Might add it's about time to retire the accusation (scribbled out and nailed to his coffin by Pauline Kael, for one) that Resnais is a cold, unaffecting intellectual of a filmmaker. He's remarkably moving, but only if you take the effort to listen to the soft-played melody in the background: ironic, melancholic, full of brave forlorn hope. 

First published in Businessworld, 7.2.15

3 comments:

mondo pete said...

A truly great film. I think Resnais (whose films I love) is influenced in all kinds of ways by the writers he works with. That's one of the things that makes his films so different, one from the other. Look at the genesis of Marienbad, for example, and how much more it resembles other Robbe-Grillet films than it does other Resnais films.
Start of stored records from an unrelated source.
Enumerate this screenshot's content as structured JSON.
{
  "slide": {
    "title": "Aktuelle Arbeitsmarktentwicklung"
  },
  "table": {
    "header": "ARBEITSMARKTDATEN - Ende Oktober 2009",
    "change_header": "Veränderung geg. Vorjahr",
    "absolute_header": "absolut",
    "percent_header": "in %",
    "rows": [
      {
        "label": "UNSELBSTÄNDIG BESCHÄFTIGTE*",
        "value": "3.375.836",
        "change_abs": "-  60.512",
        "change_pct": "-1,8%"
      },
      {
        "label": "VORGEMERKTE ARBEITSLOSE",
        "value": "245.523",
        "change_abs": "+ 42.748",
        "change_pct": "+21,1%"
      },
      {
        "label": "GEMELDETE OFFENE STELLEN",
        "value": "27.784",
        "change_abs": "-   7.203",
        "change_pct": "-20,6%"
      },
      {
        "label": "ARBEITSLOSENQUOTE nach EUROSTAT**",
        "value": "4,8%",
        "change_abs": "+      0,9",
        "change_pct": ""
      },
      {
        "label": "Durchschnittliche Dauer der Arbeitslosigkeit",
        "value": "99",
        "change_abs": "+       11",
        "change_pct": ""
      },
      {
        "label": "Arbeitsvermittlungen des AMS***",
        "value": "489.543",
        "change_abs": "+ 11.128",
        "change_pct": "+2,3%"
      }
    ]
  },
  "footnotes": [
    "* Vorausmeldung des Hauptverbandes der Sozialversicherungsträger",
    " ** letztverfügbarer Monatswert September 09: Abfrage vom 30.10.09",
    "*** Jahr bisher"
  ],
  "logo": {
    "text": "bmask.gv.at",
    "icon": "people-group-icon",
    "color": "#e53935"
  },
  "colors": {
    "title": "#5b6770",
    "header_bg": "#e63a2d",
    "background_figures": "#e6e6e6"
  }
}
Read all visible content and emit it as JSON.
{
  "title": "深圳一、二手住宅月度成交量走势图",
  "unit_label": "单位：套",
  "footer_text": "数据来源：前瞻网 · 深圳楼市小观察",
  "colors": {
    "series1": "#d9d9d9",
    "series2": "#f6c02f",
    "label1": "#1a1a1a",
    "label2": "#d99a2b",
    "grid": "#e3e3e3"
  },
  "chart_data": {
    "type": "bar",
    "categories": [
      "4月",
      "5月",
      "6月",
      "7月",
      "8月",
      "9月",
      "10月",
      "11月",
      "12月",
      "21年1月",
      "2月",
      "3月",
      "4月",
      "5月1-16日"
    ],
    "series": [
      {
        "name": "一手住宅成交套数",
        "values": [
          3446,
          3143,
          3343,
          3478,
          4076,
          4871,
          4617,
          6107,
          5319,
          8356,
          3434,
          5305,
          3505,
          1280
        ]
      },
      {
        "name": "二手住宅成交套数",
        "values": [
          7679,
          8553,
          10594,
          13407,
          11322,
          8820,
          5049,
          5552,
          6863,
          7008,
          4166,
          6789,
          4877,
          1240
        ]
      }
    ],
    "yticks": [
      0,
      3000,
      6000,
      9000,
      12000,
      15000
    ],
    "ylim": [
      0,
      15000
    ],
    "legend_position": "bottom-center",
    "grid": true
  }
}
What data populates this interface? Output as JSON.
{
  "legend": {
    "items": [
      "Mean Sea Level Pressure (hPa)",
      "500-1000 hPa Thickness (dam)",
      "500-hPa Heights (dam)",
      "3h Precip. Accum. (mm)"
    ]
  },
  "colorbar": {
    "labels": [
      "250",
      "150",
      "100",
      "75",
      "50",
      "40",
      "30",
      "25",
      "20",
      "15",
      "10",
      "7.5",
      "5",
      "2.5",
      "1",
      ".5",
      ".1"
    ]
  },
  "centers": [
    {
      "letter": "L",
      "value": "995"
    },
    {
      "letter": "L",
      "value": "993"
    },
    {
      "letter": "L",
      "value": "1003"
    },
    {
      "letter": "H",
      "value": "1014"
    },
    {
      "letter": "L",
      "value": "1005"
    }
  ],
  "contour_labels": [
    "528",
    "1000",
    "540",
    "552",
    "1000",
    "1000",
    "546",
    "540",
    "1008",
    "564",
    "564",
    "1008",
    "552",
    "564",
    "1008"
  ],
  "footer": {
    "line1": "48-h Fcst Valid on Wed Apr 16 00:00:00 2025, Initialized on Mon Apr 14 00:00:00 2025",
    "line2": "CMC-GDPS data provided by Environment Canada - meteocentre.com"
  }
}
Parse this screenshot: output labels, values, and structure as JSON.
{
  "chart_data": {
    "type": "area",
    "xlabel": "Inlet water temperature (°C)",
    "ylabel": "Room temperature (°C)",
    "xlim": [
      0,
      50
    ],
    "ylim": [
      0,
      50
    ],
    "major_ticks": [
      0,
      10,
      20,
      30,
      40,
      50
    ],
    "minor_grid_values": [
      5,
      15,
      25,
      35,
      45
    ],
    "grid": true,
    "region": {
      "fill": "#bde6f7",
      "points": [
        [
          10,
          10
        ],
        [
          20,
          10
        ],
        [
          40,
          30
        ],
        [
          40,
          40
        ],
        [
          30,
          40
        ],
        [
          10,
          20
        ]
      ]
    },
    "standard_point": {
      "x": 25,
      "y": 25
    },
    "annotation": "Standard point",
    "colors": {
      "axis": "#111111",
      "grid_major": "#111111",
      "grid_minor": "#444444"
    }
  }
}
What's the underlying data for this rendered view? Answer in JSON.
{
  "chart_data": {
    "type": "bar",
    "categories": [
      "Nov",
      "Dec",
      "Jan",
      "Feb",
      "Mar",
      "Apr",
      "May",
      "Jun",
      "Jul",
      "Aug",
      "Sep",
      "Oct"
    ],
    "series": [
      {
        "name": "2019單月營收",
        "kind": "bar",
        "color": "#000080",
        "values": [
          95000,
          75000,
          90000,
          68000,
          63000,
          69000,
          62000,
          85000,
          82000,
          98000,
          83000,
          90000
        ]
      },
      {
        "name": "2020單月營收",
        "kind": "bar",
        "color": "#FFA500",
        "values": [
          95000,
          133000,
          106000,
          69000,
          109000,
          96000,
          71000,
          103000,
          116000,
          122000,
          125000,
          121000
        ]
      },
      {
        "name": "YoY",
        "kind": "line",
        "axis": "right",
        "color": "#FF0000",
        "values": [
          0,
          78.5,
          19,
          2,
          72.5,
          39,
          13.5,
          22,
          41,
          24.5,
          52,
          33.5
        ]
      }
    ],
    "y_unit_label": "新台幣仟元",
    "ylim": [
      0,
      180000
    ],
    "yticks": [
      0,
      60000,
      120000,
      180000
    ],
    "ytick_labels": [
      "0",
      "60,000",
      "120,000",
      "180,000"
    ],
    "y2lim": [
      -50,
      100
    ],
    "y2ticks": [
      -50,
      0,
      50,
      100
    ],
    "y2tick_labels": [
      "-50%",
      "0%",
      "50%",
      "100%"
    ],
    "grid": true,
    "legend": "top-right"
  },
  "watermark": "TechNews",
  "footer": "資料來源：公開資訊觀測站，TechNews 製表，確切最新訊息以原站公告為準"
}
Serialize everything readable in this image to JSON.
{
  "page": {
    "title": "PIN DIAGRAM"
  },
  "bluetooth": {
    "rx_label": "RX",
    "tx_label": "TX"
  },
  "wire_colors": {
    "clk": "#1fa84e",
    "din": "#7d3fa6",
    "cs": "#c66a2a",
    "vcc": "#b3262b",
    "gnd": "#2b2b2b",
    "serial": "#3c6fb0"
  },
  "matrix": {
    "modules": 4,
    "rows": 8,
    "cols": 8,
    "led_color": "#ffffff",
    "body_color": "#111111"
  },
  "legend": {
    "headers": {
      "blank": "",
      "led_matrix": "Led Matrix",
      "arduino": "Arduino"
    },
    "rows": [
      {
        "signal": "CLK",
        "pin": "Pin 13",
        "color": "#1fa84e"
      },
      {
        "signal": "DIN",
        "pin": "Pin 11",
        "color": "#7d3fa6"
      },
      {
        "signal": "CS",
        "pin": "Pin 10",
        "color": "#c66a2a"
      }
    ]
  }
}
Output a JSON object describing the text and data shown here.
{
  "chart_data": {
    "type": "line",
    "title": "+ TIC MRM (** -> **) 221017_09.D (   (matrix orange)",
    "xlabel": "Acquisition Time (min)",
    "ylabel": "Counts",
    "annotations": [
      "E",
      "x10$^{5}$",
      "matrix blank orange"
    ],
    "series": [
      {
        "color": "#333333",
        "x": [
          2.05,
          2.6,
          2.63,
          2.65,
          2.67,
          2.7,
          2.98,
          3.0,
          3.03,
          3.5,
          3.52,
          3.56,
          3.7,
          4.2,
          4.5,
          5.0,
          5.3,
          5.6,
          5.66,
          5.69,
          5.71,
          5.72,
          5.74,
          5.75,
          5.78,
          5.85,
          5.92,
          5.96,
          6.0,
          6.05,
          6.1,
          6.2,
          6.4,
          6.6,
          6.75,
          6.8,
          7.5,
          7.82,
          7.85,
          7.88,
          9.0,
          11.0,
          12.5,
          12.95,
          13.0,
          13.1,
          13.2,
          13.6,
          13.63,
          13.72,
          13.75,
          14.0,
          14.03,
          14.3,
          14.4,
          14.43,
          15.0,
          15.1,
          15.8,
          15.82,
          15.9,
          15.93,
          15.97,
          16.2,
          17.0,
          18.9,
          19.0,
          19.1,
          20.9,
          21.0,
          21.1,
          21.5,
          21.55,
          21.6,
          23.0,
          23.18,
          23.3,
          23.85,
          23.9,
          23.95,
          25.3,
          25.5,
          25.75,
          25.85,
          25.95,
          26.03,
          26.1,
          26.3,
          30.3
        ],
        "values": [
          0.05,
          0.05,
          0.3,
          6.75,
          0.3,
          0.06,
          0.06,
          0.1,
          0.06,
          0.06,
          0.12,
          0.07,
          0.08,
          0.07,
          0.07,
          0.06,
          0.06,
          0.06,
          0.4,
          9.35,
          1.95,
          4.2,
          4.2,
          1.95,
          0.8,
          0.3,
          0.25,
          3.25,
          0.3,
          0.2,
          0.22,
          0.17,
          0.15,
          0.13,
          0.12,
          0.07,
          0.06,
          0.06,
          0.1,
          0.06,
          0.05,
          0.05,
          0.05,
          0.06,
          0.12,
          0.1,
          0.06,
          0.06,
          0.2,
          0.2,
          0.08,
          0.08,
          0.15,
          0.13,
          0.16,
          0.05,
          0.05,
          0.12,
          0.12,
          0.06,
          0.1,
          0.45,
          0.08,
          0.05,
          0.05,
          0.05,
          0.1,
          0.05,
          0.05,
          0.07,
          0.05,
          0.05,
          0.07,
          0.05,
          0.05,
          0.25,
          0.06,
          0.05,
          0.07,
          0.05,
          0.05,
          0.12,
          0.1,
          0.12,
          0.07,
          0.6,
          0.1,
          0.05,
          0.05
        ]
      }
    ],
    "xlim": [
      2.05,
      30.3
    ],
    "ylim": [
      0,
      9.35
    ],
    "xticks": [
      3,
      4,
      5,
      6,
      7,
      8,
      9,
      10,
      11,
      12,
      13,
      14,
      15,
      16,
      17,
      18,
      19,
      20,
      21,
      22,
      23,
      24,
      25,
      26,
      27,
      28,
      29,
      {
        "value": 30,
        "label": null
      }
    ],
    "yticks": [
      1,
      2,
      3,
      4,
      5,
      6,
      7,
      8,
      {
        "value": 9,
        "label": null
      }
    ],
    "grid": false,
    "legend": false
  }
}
In Je t'aime he was very much immersed in the world of Jacques Sternberg, whose whole thing about the drudgery and repetetiveness of work comes out loud and clear in the film.The one unmade Resnais film that I really mourn the loss of is his planned (and very nearly filmed) version of the Harry Dickson stories of Jean Ray, starring Dirk Bogarde. Bogarde says it was the best script he ever read. A great loss that it never was completed.

Noel Vera said...

boy you make me mourn the fact he's gone all the more...

Noel Vera said...

He could've made the greatest comic book film ever.